As vitórias em sequência atestam o encaixe com o elenco, visivelmente mais motivado e disposto a ir às últimas consequências em busca do objetivo maior: a conquista do acesso. Com Antônio Oliveira, que ficou tempo demais no clube, o espírito era outro.

Um ponto importante é a motivação dos jogadores que estavam escanteados, e que passam a ser utilizados e valorizados. Marcelinho, Nathan Camargo e Diego Hernández são os principais exemplos.

Na entrevista que deu depois do clássico, Guto foi cirúrgico ao descrever a estratégia em relação aos jogadores. Ele aposta na valorização como forma de garantir competitividade na reta final do campeonato. Não quer proporcionar espetáculo, quer resultados.

Até mesmo o apagão no 2º tempo diante do PSC foi explicado como algo natural para quem queria garantir a vitória e precisava se expor. É verdade que a demora na tomada de decisão poderia ter determinado a derrota, mas o técnico entende que o risco valia a pena. Quem há de discordar?  

Forças subterrâneas atravancam a Seleção

Fabrício Bruno, zagueiro de perfil mediano até para clubes, de repente aterrissou na Seleção Brasileira como alternativa para compor a linha defensiva na Copa do Mundo. Ninguém sabe explicar essas coisas. O fato é que o futebol é muitas vezes manejado nas sombras dos bastidores.

Desde que a modalidade virou uma máquina de fazer dinheiro, interesses diversos determinam convocações e eventuais esquecimentos. Casos como o do bronco volante Amaral, eleito por Zagallo para ser o nº 1 no escrete, são raros exemplos que ganharam visibilidade.

Atualmente, o predomínio avassalador de atletas que disputam ligas europeias é revelador do poder de agentes e empresários nas decisões que envolvem a Seleção. E isso não pode ser desconsiderado nem mesmo com a presença de um técnico consagrado e teoricamente imune a pressões.

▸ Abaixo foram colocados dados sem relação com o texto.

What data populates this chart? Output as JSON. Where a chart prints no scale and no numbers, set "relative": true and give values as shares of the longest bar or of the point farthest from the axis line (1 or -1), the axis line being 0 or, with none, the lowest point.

Carlo Ancelotti tem pulso firme e autonomia para repelir “indicações”, mas não pode sanear um ambiente contaminado há tempos. A maioria das convocações atuais concentra o foco em jogadores que têm sido chamados rotineiramente, sem maiores explicações, até porque ninguém é obrigado a explicar rigorosamente nada.

Apostas esdrúxulas ganham força no cenário de estiagem de talentos que se abate sobre o futebol brasileiro. Como existem poucos nomes indiscutíveis, como Vini Jr. e Raphinha, floresce o hábito de dar tiros a esmo em busca de nomes para completar a lista de convocados.

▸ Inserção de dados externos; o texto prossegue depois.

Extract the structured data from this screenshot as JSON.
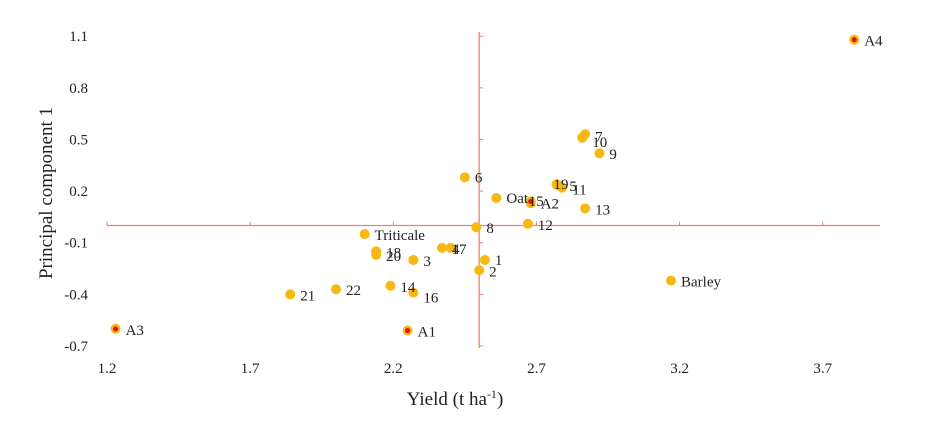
{
  "chart_data": {
    "type": "scatter",
    "xlabel": "Yield (t ha",
    "xlabel_sup": "-1",
    "xlabel_close": ")",
    "ylabel": "Principal component 1",
    "xlim": [
      1.2,
      3.9
    ],
    "ylim": [
      -0.7,
      1.2
    ],
    "x_ticks": [
      1.2,
      1.7,
      2.2,
      2.7,
      3.2,
      3.7
    ],
    "y_ticks": [
      1.1,
      0.8,
      0.5,
      0.2,
      -0.1,
      -0.4,
      -0.7
    ],
    "x_tick_labels": [
      "1.2",
      "1.7",
      "2.2",
      "2.7",
      "3.2",
      "3.7"
    ],
    "y_tick_labels": [
      "1.1",
      "0.8",
      "0.5",
      "0.2",
      "-0.1",
      "-0.4",
      "-0.7"
    ],
    "crosshair": {
      "x": 2.5,
      "y": 0.0
    },
    "grid": false,
    "legend": "none",
    "colors": {
      "point": "#f7b90f",
      "special_center": "#e0141c",
      "crosshair": "#f08070"
    },
    "points": [
      {
        "label": "1",
        "x": 2.52,
        "y": -0.2
      },
      {
        "label": "2",
        "x": 2.5,
        "y": -0.26
      },
      {
        "label": "3",
        "x": 2.27,
        "y": -0.2
      },
      {
        "label": "4",
        "x": 2.37,
        "y": -0.13
      },
      {
        "label": "5",
        "x": 2.78,
        "y": 0.23
      },
      {
        "label": "6",
        "x": 2.45,
        "y": 0.28
      },
      {
        "label": "7",
        "x": 2.87,
        "y": 0.53
      },
      {
        "label": "8",
        "x": 2.49,
        "y": -0.01
      },
      {
        "label": "9",
        "x": 2.92,
        "y": 0.42
      },
      {
        "label": "10",
        "x": 2.86,
        "y": 0.51
      },
      {
        "label": "11",
        "x": 2.79,
        "y": 0.22
      },
      {
        "label": "12",
        "x": 2.67,
        "y": 0.01
      },
      {
        "label": "13",
        "x": 2.87,
        "y": 0.1
      },
      {
        "label": "14",
        "x": 2.19,
        "y": -0.35
      },
      {
        "label": "15",
        "x": 2.68,
        "y": 0.13
      },
      {
        "label": "16",
        "x": 2.27,
        "y": -0.39
      },
      {
        "label": "17",
        "x": 2.4,
        "y": -0.13
      },
      {
        "label": "18",
        "x": 2.14,
        "y": -0.15
      },
      {
        "label": "19",
        "x": 2.77,
        "y": 0.24
      },
      {
        "label": "20",
        "x": 2.14,
        "y": -0.17
      },
      {
        "label": "21",
        "x": 1.84,
        "y": -0.4
      },
      {
        "label": "22",
        "x": 2.0,
        "y": -0.37
      },
      {
        "label": "Oat",
        "x": 2.56,
        "y": 0.16
      },
      {
        "label": "Triticale",
        "x": 2.1,
        "y": -0.05
      },
      {
        "label": "Barley",
        "x": 3.17,
        "y": -0.32
      },
      {
        "label": "A1",
        "x": 2.25,
        "y": -0.61,
        "special": true
      },
      {
        "label": "A2",
        "x": 2.68,
        "y": 0.14,
        "special": true
      },
      {
        "label": "A3",
        "x": 1.23,
        "y": -0.6,
        "special": true
      },
      {
        "label": "A4",
        "x": 3.81,
        "y": 1.08,
        "special": true
      }
    ]
  }
}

A escolha de um zagueiro errático como Fabrício Bruno, mais conhecido pelas botinadas e carrinhos, simboliza bem essa miopia. Existem uns 200 zagueiros no Brasil no mesmo nível ou melhores que ele, mas, por força de lobbies invisíveis, ele chegou ao escrete como se fosse coisa normal.

Aliás, as derrapadas no jogo contra o Japão permitem a Ancelotti perceber que pode estar sendo induzido a erros. A presença de Hugo Souza é um capítulo à parte. Goleiro atrapalhado, do mesmo naipe de um Muralha, sua convocação só se justifica pela influência fantasmagórica de forças ocultas.